2019 … So What’s The Plan?

By Lyle R. Hill

“Lyle,” the early afternoon caller began, “My name is Art Stewart and while you probably don’t remember me, you used to refer to me as Reader Number 9.”

“Of course I remember you, Art,” I responded. “I sometimes used to confuse you with Reader Number 11, but I always appreciated those chippy little emails you would send me after reading a column you didn’t like or agree with. So what can I do for you, Number 9?”

“Well, Lyle, I’m a little concerned about the new year. I mean, things have been going gang-busters for the last 12 months or so, but I don’t know how long it’s going to last. I read what all the forecasters are saying, but they don’t always agree with each other and some of what is getting thrown around out there just sounds like wishful thinking to me. So I don’t know which way to go with my business or even myself for that matter. Can you help me? I need some good advice.”

“You know, Art, I don’t like to give advice. It’s dangerous and, as I’ve said in the past, one of two things almost always happens when you give advice. First, if a person takes your advice and things don’t work out, it’s all your fault. On the other hand, if a person takes your advice and everything turns out great, they quickly forget that you gave them that good advice and they take all of the credit for whatever success is achieved. So you can’t win … you can only lose. However, because you have been a loyal and faithful reader all these years … and by the way, I am now up to 21 readers … I am willing to listen. How can I help?”

“Can you tell me which way to go?”

“Art, one of my favorite literary pas-sages of all times comes from the Lewis Carroll classic, “Alice in Wonderland.” It goes like this:

“Would you tell me please, which way I should go from here?” said Alice.

“That depends a good deal on where you want to get to,” said the Cat. “I don’t much care where,” said Alice.

“Then it doesn’t really matter which way you go,” said the Cat.

“And I personally think there is a great deal of wisdom in that little ex-change.”

“That story always scared me, Lyle. You know, the flying monkeys and the witch and all.
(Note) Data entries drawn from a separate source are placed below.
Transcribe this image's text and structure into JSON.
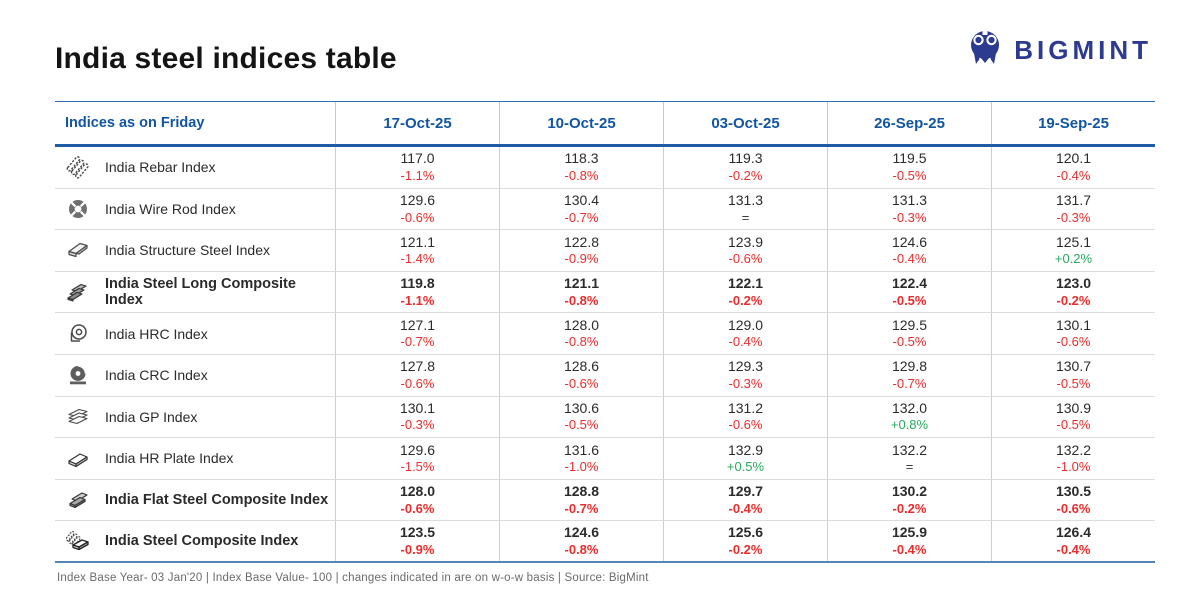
{
  "page": {
    "title": "India steel indices table",
    "footer": "Index Base Year- 03 Jan'20 | Index Base Value- 100 | changes indicated in are on w-o-w basis | Source: BigMint"
  },
  "logo": {
    "brand": "BIGMINT"
  },
  "colors": {
    "header_blue": "#1155a4",
    "brand_navy": "#2c3a8f",
    "negative_red": "#ea2c2c",
    "positive_green": "#27aa5e",
    "neutral_dark": "#3a3a3a"
  },
  "table": {
    "header": {
      "label_col": "Indices as on Friday",
      "date_cols": [
        "17-Oct-25",
        "10-Oct-25",
        "03-Oct-25",
        "26-Sep-25",
        "19-Sep-25"
      ]
    },
    "rows": [
      {
        "name": "India Rebar Index",
        "icon": "rebar-icon",
        "bold": false,
        "cells": [
          {
            "value": "117.0",
            "change": "-1.1%"
          },
          {
            "value": "118.3",
            "change": "-0.8%"
          },
          {
            "value": "119.3",
            "change": "-0.2%"
          },
          {
            "value": "119.5",
            "change": "-0.5%"
          },
          {
            "value": "120.1",
            "change": "-0.4%"
          }
        ]
      },
      {
        "name": "India Wire Rod Index",
        "icon": "wire-rod-icon",
        "bold": false,
        "cells": [
          {
            "value": "129.6",
            "change": "-0.6%"
          },
          {
            "value": "130.4",
            "change": "-0.7%"
          },
          {
            "value": "131.3",
            "change": "="
          },
          {
            "value": "131.3",
            "change": "-0.3%"
          },
          {
            "value": "131.7",
            "change": "-0.3%"
          }
        ]
      },
      {
        "name": "India Structure Steel Index",
        "icon": "structure-steel-icon",
        "bold": false,
        "cells": [
          {
            "value": "121.1",
            "change": "-1.4%"
          },
          {
            "value": "122.8",
            "change": "-0.9%"
          },
          {
            "value": "123.9",
            "change": "-0.6%"
          },
          {
            "value": "124.6",
            "change": "-0.4%"
          },
          {
            "value": "125.1",
            "change": "+0.2%"
          }
        ]
      },
      {
        "name": "India Steel Long Composite Index",
        "icon": "steel-long-composite-icon",
        "bold": true,
        "cells": [
          {
            "value": "119.8",
            "change": "-1.1%"
          },
          {
            "value": "121.1",
            "change": "-0.8%"
          },
          {
            "value": "122.1",
            "change": "-0.2%"
          },
          {
            "value": "122.4",
            "change": "-0.5%"
          },
          {
            "value": "123.0",
            "change": "-0.2%"
          }
        ]
      },
      {
        "name": "India HRC Index",
        "icon": "hrc-coil-icon",
        "bold": false,
        "cells": [
          {
            "value": "127.1",
            "change": "-0.7%"
          },
          {
            "value": "128.0",
            "change": "-0.8%"
          },
          {
            "value": "129.0",
            "change": "-0.4%"
          },
          {
            "value": "129.5",
            "change": "-0.5%"
          },
          {
            "value": "130.1",
            "change": "-0.6%"
          }
        ]
      },
      {
        "name": "India CRC Index",
        "icon": "crc-coil-icon",
        "bold": false,
        "cells": [
          {
            "value": "127.8",
            "change": "-0.6%"
          },
          {
            "value": "128.6",
            "change": "-0.6%"
          },
          {
            "value": "129.3",
            "change": "-0.3%"
          },
          {
            "value": "129.8",
            "change": "-0.7%"
          },
          {
            "value": "130.7",
            "change": "-0.5%"
          }
        ]
      },
      {
        "name": "India GP Index",
        "icon": "gp-sheets-icon",
        "bold": false,
        "cells": [
          {
            "value": "130.1",
            "change": "-0.3%"
          },
          {
            "value": "130.6",
            "change": "-0.5%"
          },
          {
            "value": "131.2",
            "change": "-0.6%"
          },
          {
            "value": "132.0",
            "change": "+0.8%"
          },
          {
            "value": "130.9",
            "change": "-0.5%"
          }
        ]
      },
      {
        "name": "India HR Plate Index",
        "icon": "hr-plate-icon",
        "bold": false,
        "cells": [
          {
            "value": "129.6",
            "change": "-1.5%"
          },
          {
            "value": "131.6",
            "change": "-1.0%"
          },
          {
            "value": "132.9",
            "change": "+0.5%"
          },
          {
            "value": "132.2",
            "change": "="
          },
          {
            "value": "132.2",
            "change": "-1.0%"
          }
        ]
      },
      {
        "name": "India Flat Steel Composite Index",
        "icon": "flat-steel-composite-icon",
        "bold": true,
        "cells": [
          {
            "value": "128.0",
            "change": "-0.6%"
          },
          {
            "value": "128.8",
            "change": "-0.7%"
          },
          {
            "value": "129.7",
            "change": "-0.4%"
          },
          {
            "value": "130.2",
            "change": "-0.2%"
          },
          {
            "value": "130.5",
            "change": "-0.6%"
          }
        ]
      },
      {
        "name": "India Steel Composite Index",
        "icon": "steel-composite-icon",
        "bold": true,
        "cells": [
          {
            "value": "123.5",
            "change": "-0.9%"
          },
          {
            "value": "124.6",
            "change": "-0.8%"
          },
          {
            "value": "125.6",
            "change": "-0.2%"
          },
          {
            "value": "125.9",
            "change": "-0.4%"
          },
          {
            "value": "126.4",
            "change": "-0.4%"
          }
        ]
      }
    ]
  }
}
So I’m not sure I get it, Lyle. Explain it, please.”

“Well, Art, there have always been good times in the economy and there have likewise, always been bad ones. Most of the prognosticators I’ve read and have some confidence in are predicting between three to four more years of solid activity. Certainly, 2019 should be strong based on what is spilling over from 2018. You’ll need to watch out for inflation because prices have to go up, if for no other reason than labor costs are going to continue to climb. The demand for labor is outpacing supply so costs have to go up. According to a recent story in USA Today, the Labor Department in August claimed that there were 7.14 million job openings and only 6.2 million people in the potential labor force looking for jobs. This disparity could have only widened with the seasonal hiring that has taken place since then. So the economy is really hot and just about everyone has had an incredible run of late. But we all know that this won’t last forever. It never does!”

“I don’t see what that has to do with Alice and the Cat, Lyle. I just had the best year of my 32 years in business and now I don’t know what to do or which way to go.”
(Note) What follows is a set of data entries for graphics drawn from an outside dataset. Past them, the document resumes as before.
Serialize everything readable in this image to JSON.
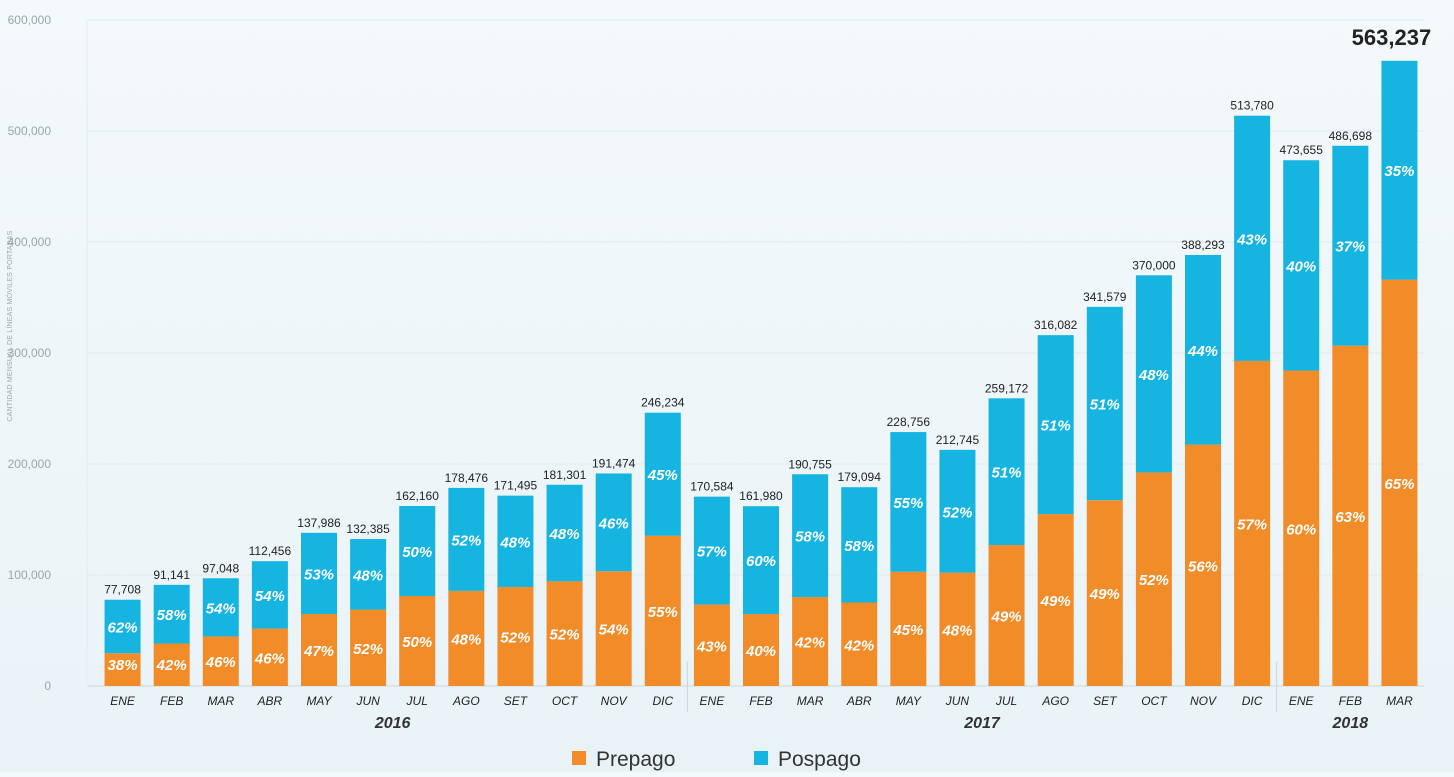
{
  "chart_data": {
    "type": "bar",
    "stacked": true,
    "ylabel": "CANTIDAD MENSUAL DE LÍNEAS MÓVILES PORTADAS",
    "ylim": [
      0,
      600000
    ],
    "yticks": [
      "0",
      "100,000",
      "200,000",
      "300,000",
      "400,000",
      "500,000",
      "600,000"
    ],
    "grid": true,
    "legend_position": "bottom-center",
    "categories": [
      "ENE",
      "FEB",
      "MAR",
      "ABR",
      "MAY",
      "JUN",
      "JUL",
      "AGO",
      "SET",
      "OCT",
      "NOV",
      "DIC",
      "ENE",
      "FEB",
      "MAR",
      "ABR",
      "MAY",
      "JUN",
      "JUL",
      "AGO",
      "SET",
      "OCT",
      "NOV",
      "DIC",
      "ENE",
      "FEB",
      "MAR"
    ],
    "years": [
      {
        "label": "2016",
        "start": 0,
        "end": 11
      },
      {
        "label": "2017",
        "start": 12,
        "end": 23
      },
      {
        "label": "2018",
        "start": 24,
        "end": 26
      }
    ],
    "totals": [
      77708,
      91141,
      97048,
      112456,
      137986,
      132385,
      162160,
      178476,
      171495,
      181301,
      191474,
      246234,
      170584,
      161980,
      190755,
      179094,
      228756,
      212745,
      259172,
      316082,
      341579,
      370000,
      388293,
      513780,
      473655,
      486698,
      563237
    ],
    "total_labels": [
      "77,708",
      "91,141",
      "97,048",
      "112,456",
      "137,986",
      "132,385",
      "162,160",
      "178,476",
      "171,495",
      "181,301",
      "191,474",
      "246,234",
      "170,584",
      "161,980",
      "190,755",
      "179,094",
      "228,756",
      "212,745",
      "259,172",
      "316,082",
      "341,579",
      "370,000",
      "388,293",
      "513,780",
      "473,655",
      "486,698",
      "563,237"
    ],
    "series": [
      {
        "name": "Prepago",
        "color": "#f28c28",
        "percent": [
          38,
          42,
          46,
          46,
          47,
          52,
          50,
          48,
          52,
          52,
          54,
          55,
          43,
          40,
          42,
          42,
          45,
          48,
          49,
          49,
          49,
          52,
          56,
          57,
          60,
          63,
          65
        ]
      },
      {
        "name": "Pospago",
        "color": "#16b4e0",
        "percent": [
          62,
          58,
          54,
          54,
          53,
          48,
          50,
          52,
          48,
          48,
          46,
          45,
          57,
          60,
          58,
          58,
          55,
          52,
          51,
          51,
          51,
          48,
          44,
          43,
          40,
          37,
          35
        ]
      }
    ],
    "pct_labels": {
      "Prepago": [
        "38%",
        "42%",
        "46%",
        "46%",
        "47%",
        "52%",
        "50%",
        "48%",
        "52%",
        "52%",
        "54%",
        "55%",
        "43%",
        "40%",
        "42%",
        "42%",
        "45%",
        "48%",
        "49%",
        "49%",
        "49%",
        "52%",
        "56%",
        "57%",
        "60%",
        "63%",
        "65%"
      ],
      "Pospago": [
        "62%",
        "58%",
        "54%",
        "54%",
        "53%",
        "48%",
        "50%",
        "52%",
        "48%",
        "48%",
        "46%",
        "45%",
        "57%",
        "60%",
        "58%",
        "58%",
        "55%",
        "52%",
        "51%",
        "51%",
        "51%",
        "48%",
        "44%",
        "43%",
        "40%",
        "37%",
        "35%"
      ]
    }
  }
}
“Art, what do you want to do? Where do you want to go? What’s your plan for your future?”

“I guess I don’t actually have a plan, Lyle. Does this make me a failure?”

“Not at all, Art. I would guess that most businesses don’t really have much in the way of a formal plan. Most companies are reactors and are not really proactive when it comes to guiding their businesses. Individuals are the same way.

“You know, Art, Ben Franklin once said, ‘I have thought that a man of tolerable means may work great changes if he first forms a good plan and makes the execution of that same plan his whole study and business.’”

“Well, Lyle, it’s not so easy to think a lot about the future when you spend your days running around stomping out fires.”

“I know that, Art, and I am not going to lie to you and tell you that I was al-ways a terrific planner. I have known some people who are good planners. They have vision and they have a knack for understanding the environment in which they work. Perhaps most importantly of all, they have an ability to see where things are headed. Unfortunately, most of us don’t have those skills naturally so we have to make ourselves think about these things. And thinking gives some people headaches so they avoid it whenever they can. But you gotta do it. You have to decide where you want to go. Once you know where you want to go, you can start working on a plan to get there. And you gotta put it to paper with a time-line and goals and all the other essential ingredients of a true plan. There are books written about this stuff, Art. Get one and get going. Your future is in your hands, Art.”

“Lyle, you’ve inspired me. I’m going to develop a plan. Then what do I do next?”

“Well, Art, you have to execute and follow the plan and maybe make adjustments to it from time to time, but you can do it. Then there’s one other thing you have to do.”

“What, Lyle?”

“Put together a back-up plan, Art. You know … just in case.”